At first, venturing into the world of natural beauty can be a little daunting, but once you get into the swing of things, it becomes second nature to spot the real deal and know your mineral oil from your macadamia oil. But eliminating palm oil? That can be a tough nut to crack.

While neither palm fruit or palm kernel oil are harmful to the body in any way (in fact, they are rich in skin-loving vitamins), the production of palm oil comes at a hefty cost; in order to meet demand, plantations cover vast amounts of land where rainforests once stood–meaning a loss of biodiversity and habitat for thousands of species. The human cost is no less with land being seized from indigenous communities to grow more palm trees, and workers are routinely exploited throughout the industrial process.

These impacts are now well known, but with an estimated half of consumer goods containing palm oil, how can we start to reduce our dependency on this destructive practice?

Start With Sustainability

Organizations like the Roundtable for Sustainable Palm Oil are changing the way the industry works, helping to mold a supply chain from seed to product that encourages sustainability. Made up of more than 500 separate member bodies from palm oil growers to retailers, they all work together to put an end to deforestation, loss of irreplaceable species, and social injustices as a result of palm oil growing.

What perhaps makes the biggest difference is the rise of sustainable palm oil certifications. Just through a symbol, they’re delivering the power to the consumer, helping them make more conscious and informed choices.

Household name for the eco conscious, Dr. Bronner’s Magic Soap, has also made serious headway with its own palm oil supply. Instead of revamping the existing model to make it more sustainable, the company’s famously magic soaps is not only the most ethical, but certified organic too. Sister company Serendipalm is based in Ghana, where it casts a watchful eye over the whole process in its own factory, which sources the palm fruit from 500 local farmers.

The Beauty Industry Is Hooked On Palm Oil

The fact that palm oil has so many useful applications means that six to seven percent of world supply is going into straight into our beauty cabinets.

That has nothing to do with us clean beauty lovers though, right?

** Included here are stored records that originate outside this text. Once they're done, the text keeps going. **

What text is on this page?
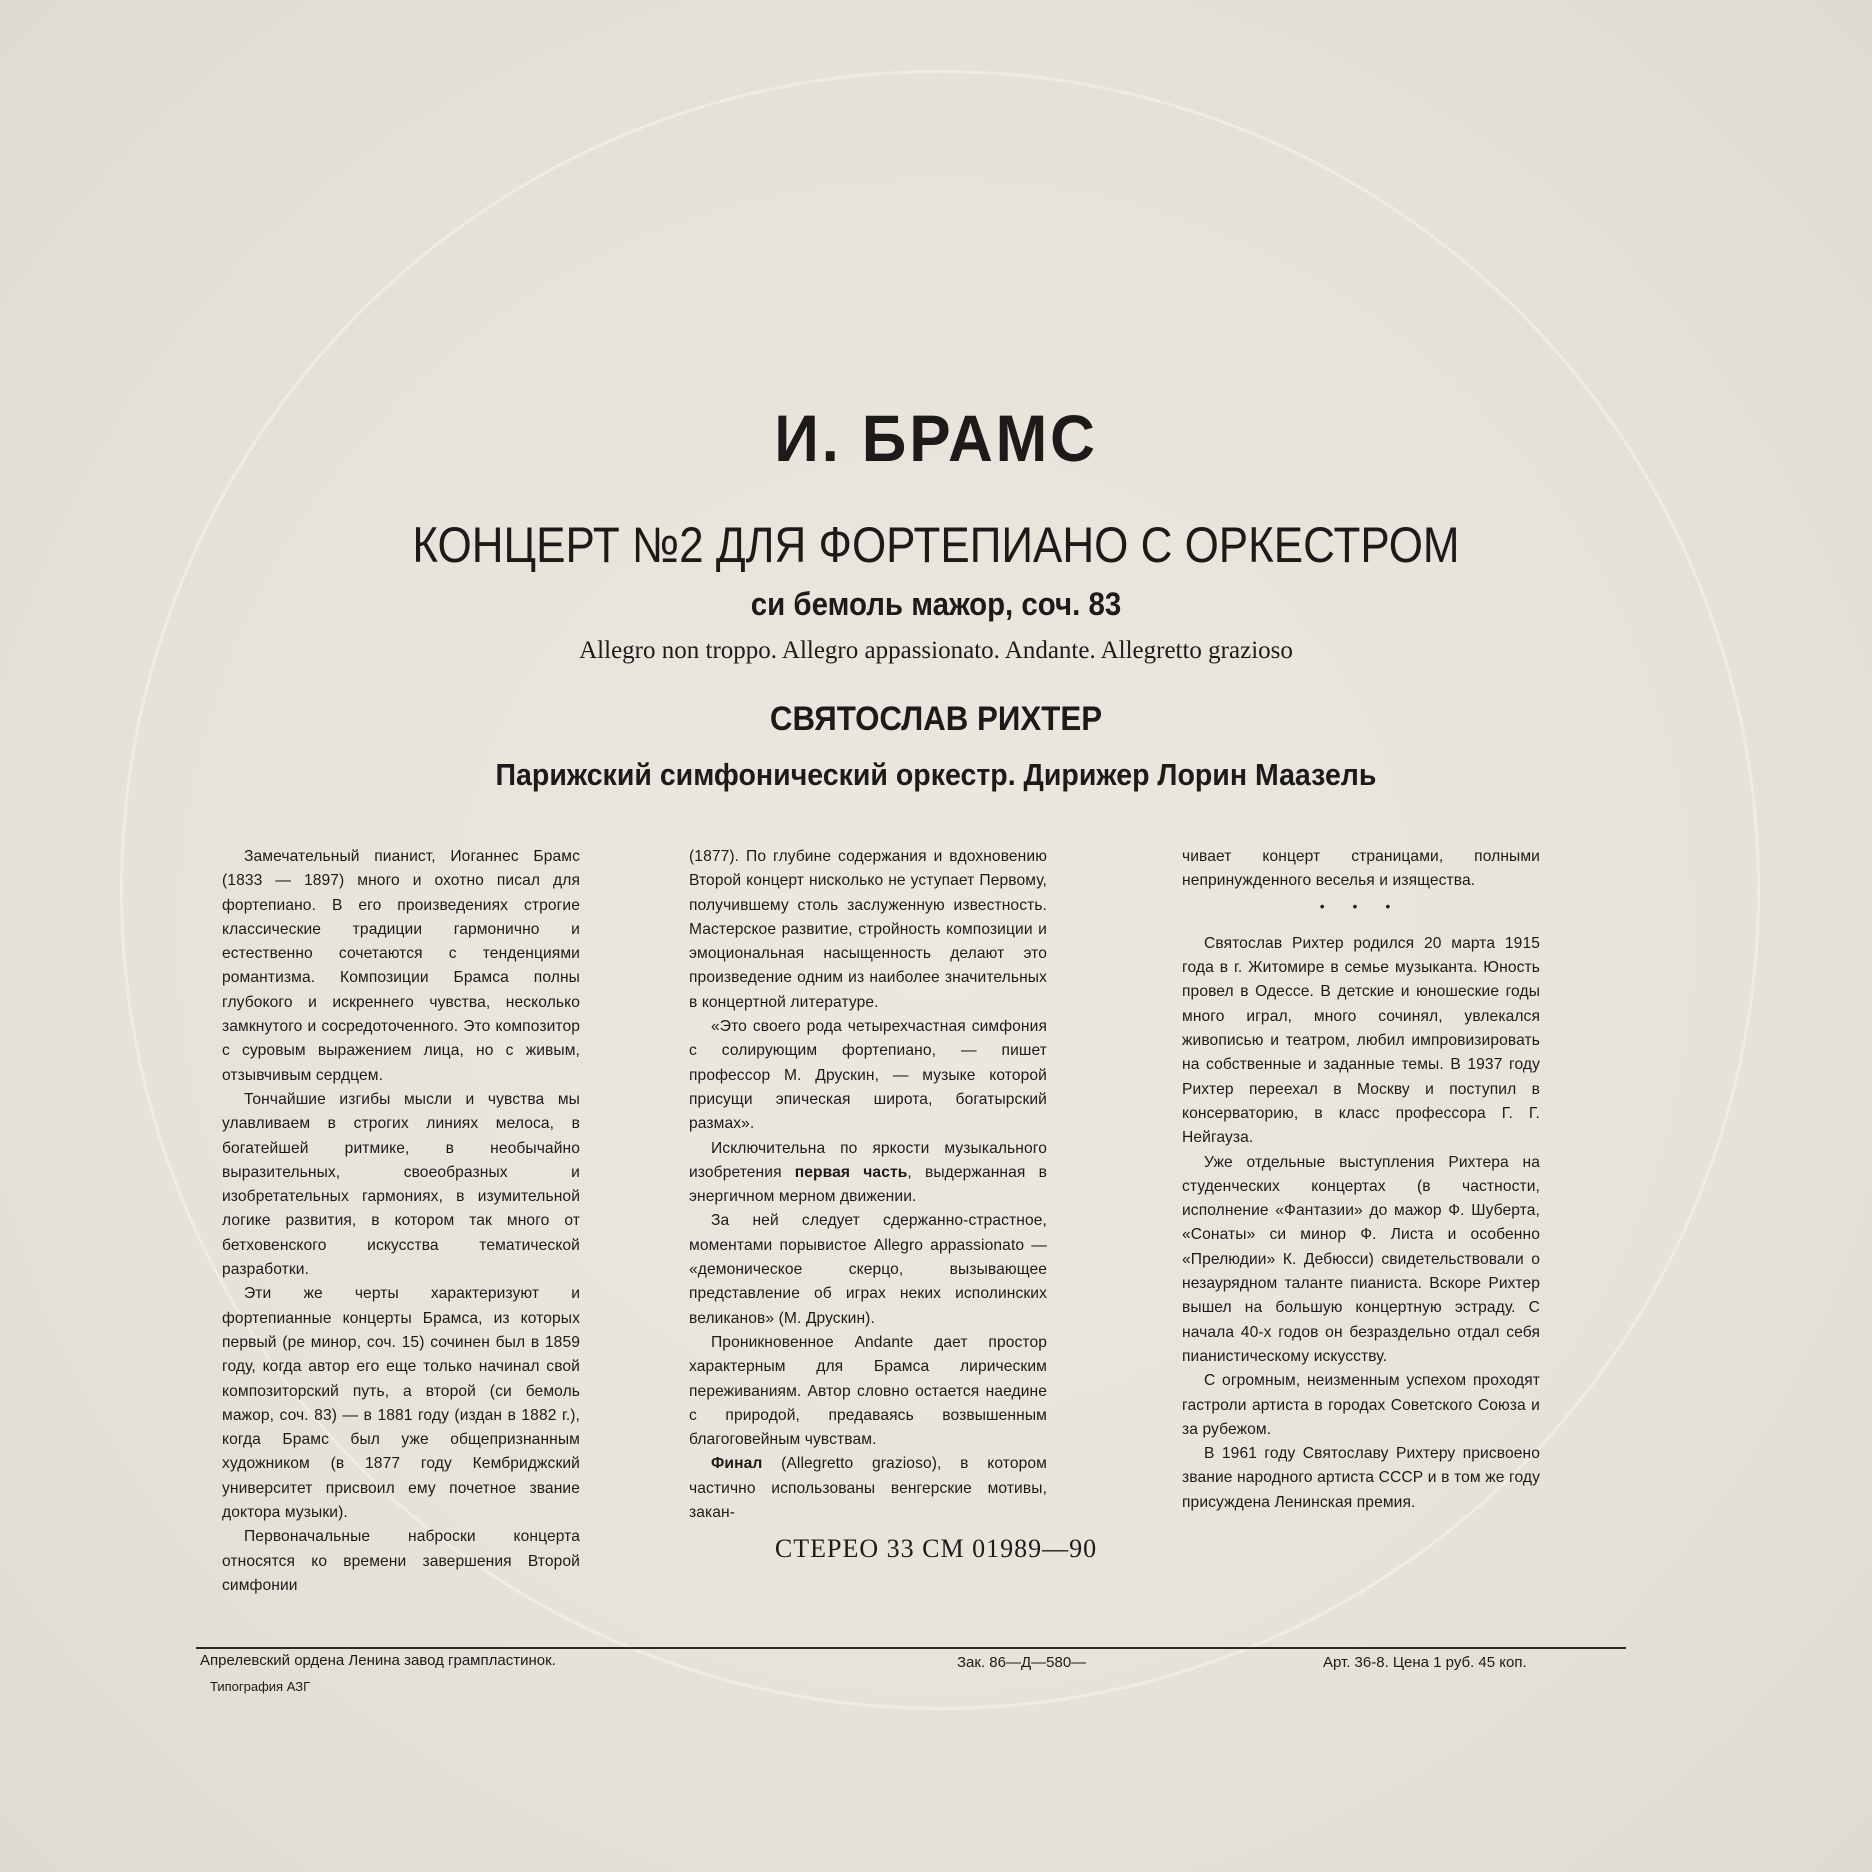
И. БРАМС
КОНЦЕРТ №2 ДЛЯ ФОРТЕПИАНО С ОРКЕСТРОМ
си бемоль мажор, соч. 83
Allegro non troppo. Allegro appassionato. Andante. Allegretto grazioso
СВЯТОСЛАВ РИХТЕР
Парижский симфонический оркестр. Дирижер Лорин Маазель

Замечательный пианист, Иоганнес Брамс (1833 — 1897) много и охотно писал для фортепиано. В его произведениях строгие классические традиции гармонично и естественно сочетаются с тенденциями романтизма. Композиции Брамса полны глубокого и искреннего чувства, несколько замкнутого и сосредоточенного. Это композитор с суровым выражением лица, но с живым, отзывчивым сердцем.

Тончайшие изгибы мысли и чувства мы улавливаем в строгих линиях мелоса, в богатейшей ритмике, в необычайно выразительных, своеобразных и изобретательных гармониях, в изумительной логике развития, в котором так много от бетховенского искусства тематической разработки.

Эти же черты характеризуют и фортепианные концерты Брамса, из которых первый (ре минор, соч. 15) сочинен был в 1859 году, когда автор его еще только начинал свой композиторский путь, а второй (си бемоль мажор, соч. 83) — в 1881 году (издан в 1882 г.), когда Брамс был уже общепризнанным художником (в 1877 году Кембриджский университет присвоил ему почетное звание доктора музыки).

Первоначальные наброски концерта относятся ко времени завершения Второй симфонии

(1877). По глубине содержания и вдохновению Второй концерт нисколько не уступает Первому, получившему столь заслуженную известность. Мастерское развитие, стройность композиции и эмоциональная насыщенность делают это произведение одним из наиболее значительных в концертной литературе.

«Это своего рода четырехчастная симфония с солирующим фортепиано, — пишет профессор М. Друскин, — музыке которой присущи эпическая широта, богатырский размах».

Исключительна по яркости музыкального изобретения первая часть, выдержанная в энергичном мерном движении.

За ней следует сдержанно-страстное, моментами порывистое Allegro appassionato — «демоническое скерцо, вызывающее представление об играх неких исполинских великанов» (М. Друскин).

Проникновенное Andante дает простор характерным для Брамса лирическим переживаниям. Автор словно остается наедине с природой, предаваясь возвышенным благоговейным чувствам.

Финал (Allegretto grazioso), в котором частично использованы венгерские мотивы, закан-

чивает концерт страницами, полными непринужденного веселья и изящества.

• • •

Святослав Рихтер родился 20 марта 1915 года в г. Житомире в семье музыканта. Юность провел в Одессе. В детские и юношеские годы много играл, много сочинял, увлекался живописью и театром, любил импровизировать на собственные и заданные темы. В 1937 году Рихтер переехал в Москву и поступил в консерваторию, в класс профессора Г. Г. Нейгауза.

Уже отдельные выступления Рихтера на студенческих концертах (в частности, исполнение «Фантазии» до мажор Ф. Шуберта, «Сонаты» си минор Ф. Листа и особенно «Прелюдии» К. Дебюсси) свидетельствовали о незаурядном таланте пианиста. Вскоре Рихтер вышел на большую концертную эстраду. С начала 40-х годов он безраздельно отдал себя пианистическому искусству.

С огромным, неизменным успехом проходят гастроли артиста в городах Советского Союза и за рубежом.

В 1961 году Святославу Рихтеру присвоено звание народного артиста СССР и в том же году присуждена Ленинская премия.

СТЕРЕО 33 СМ 01989—90
Апрелевский ордена Ленина завод грампластинок.	Зак. 86—Д—580—	Арт. 36-8. Цена 1 руб. 45 коп.
Типография АЗГ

Sadly, we are no exception, as palm oil makes itself useful to natural formulators too (and it’s not always sustainable). Although there are many plant-based oils and butters that clean beauty brands champion, palm oil is a popular choice because it’s incredibly stable with a high melting point (especially good for soaps and lipsticks.) It’s also able to be broken down into various components such as surfactants and fatty acids, making it a great alternative to many synthetic ingredients.

Darling of the clean living movement, coconut oil, can be used in a very similar way when it comes to concocting the next best thing in beauty, however the yield of the coconut palm doesn’t compare. We all know what that means, right? Harder to obtain always equates to greater cost.

With all its versatility and availability compared to other alternatives, there are more than 200 ingredients cosmetic ingredients out there (which you can cast your eye over here) derived from palm oil. Some of the ones you’ll see frequently popping up in ingredients lists include:

  • Vegetable Oil/Fat
  • Retinyl Palmitate
  • Stearic Acid
  • Palmitic Acid
  • Glycerin
  • Ethyl Palmitate

The ones that include palm in the name are easier to spot, but just to make things even more difficult to navigate, there are some ingredients like glycerin, which can be sourced from various different plants, with the original source usually remaining undefined on labels.

However, just because going palm-free is a challenge doesn’t mean it’s not worth doing. Luckily, there are a host of passionate and ethical formulators out there making it their job to find alternatives and give you peace of mind. All while being badass, of course.